# Stability of eigenvalues

1. Jul 16, 2013

### hilbert2

Suppose we have a matrix A that has eigenvalues λ1, λ2, λ3,... Matrix B is a matrix that has "very small" matrix elements. Then we could expect that the eigenvalues of sum matrix A + B would be very close to the eigenvalues λi. But this is not the case. The eigenvalues of a matrix are not necessarily stable with respect to small changes in the matrix elements, and a relatively small change in them could displace the eigenvalues considerably in the complex plane. This is because the eigenvalues are the zeroes of characteristic polynomial, and the roots of a polynomial are not always stable with respect to small changes in the coefficients of its terms.

For hermitian matrices one can prove (AFAIK) a theorem that states that a small perturbation that keeps the matrix hermitian causes a correspondingly small change in the eigenvalues.

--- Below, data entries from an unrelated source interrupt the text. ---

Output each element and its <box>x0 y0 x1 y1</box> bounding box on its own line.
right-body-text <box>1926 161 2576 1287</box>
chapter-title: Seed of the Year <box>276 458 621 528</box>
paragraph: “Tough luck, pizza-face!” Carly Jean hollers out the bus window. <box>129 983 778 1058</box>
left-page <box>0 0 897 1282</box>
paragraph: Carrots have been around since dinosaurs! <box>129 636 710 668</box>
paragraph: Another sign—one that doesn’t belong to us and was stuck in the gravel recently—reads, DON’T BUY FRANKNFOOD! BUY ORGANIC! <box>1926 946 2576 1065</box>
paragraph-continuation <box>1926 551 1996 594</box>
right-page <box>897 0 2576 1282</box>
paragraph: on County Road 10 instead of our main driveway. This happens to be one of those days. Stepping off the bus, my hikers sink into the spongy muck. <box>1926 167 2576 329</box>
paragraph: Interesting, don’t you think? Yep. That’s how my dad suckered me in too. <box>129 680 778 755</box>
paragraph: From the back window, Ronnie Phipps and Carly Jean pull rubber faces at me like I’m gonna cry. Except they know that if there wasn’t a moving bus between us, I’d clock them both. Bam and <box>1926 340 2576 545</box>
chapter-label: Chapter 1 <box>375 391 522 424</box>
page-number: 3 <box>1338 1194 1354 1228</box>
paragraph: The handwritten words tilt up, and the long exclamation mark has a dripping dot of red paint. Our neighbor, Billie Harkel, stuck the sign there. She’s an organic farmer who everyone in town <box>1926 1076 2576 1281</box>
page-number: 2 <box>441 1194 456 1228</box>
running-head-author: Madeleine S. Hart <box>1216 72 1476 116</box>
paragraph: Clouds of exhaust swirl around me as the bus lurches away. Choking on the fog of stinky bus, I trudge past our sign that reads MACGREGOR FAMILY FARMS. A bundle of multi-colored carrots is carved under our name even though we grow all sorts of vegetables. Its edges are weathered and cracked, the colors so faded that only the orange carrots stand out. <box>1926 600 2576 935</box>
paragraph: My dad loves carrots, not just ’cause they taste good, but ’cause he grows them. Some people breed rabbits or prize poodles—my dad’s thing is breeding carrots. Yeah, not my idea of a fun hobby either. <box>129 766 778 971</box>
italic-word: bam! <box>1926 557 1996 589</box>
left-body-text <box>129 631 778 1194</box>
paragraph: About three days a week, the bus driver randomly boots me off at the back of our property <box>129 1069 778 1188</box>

Does this property also always hold in the infinite-dimensional case, i.e. finding the eigenvalues of a hermitian operator acting in Hilbert space? Suppose we have a hamiltonian operator for a macroscopic system of very many (like NA) particles interacting by the Lennard-Jones potential for example. Does a small change in the LJ parameters necessarily result in a small change in the predicted thermodynamic properties of the system?

I was reading about the anthropic principle and an article listed the lower density of ice as compared to the density of liquid water as an "anthropic coincidence". Is it possible that a very small change in values of fundamental constants (Planck constant, elementary charge,...) could remove this special property of water?

2. Jul 16, 2013

### tom.stoer

I think the problem is how to define "small perturbation" for an operator. This cannot be done by looking at a small parameter only. In the finite dimensional example one could write A+B = A+εb with small ε and study the solutions λ(ε) of |A+εb - λ1| = 0 as functions of ε for small ε≈0.

In the infinite dimensional example I don't see a general approach. Look the Hamiltonians H = p2 and H(ε) = p2 + εx2. They do not even exist in the same Hilbert space, and there is no smooth limit ε → 0 for the spectrum.

3. Jul 16, 2013

### hilbert2

Yeah, when ε=0 the spectrum is continuum and otherwise its discrete...

4. Jul 16, 2013

### tom.stoer

So for an Hamiltonian H(ε) = H0 + ε H' we have to find necessary and sufficient conditions for a smooth limit ε → 0 for spectrum and eigenstates.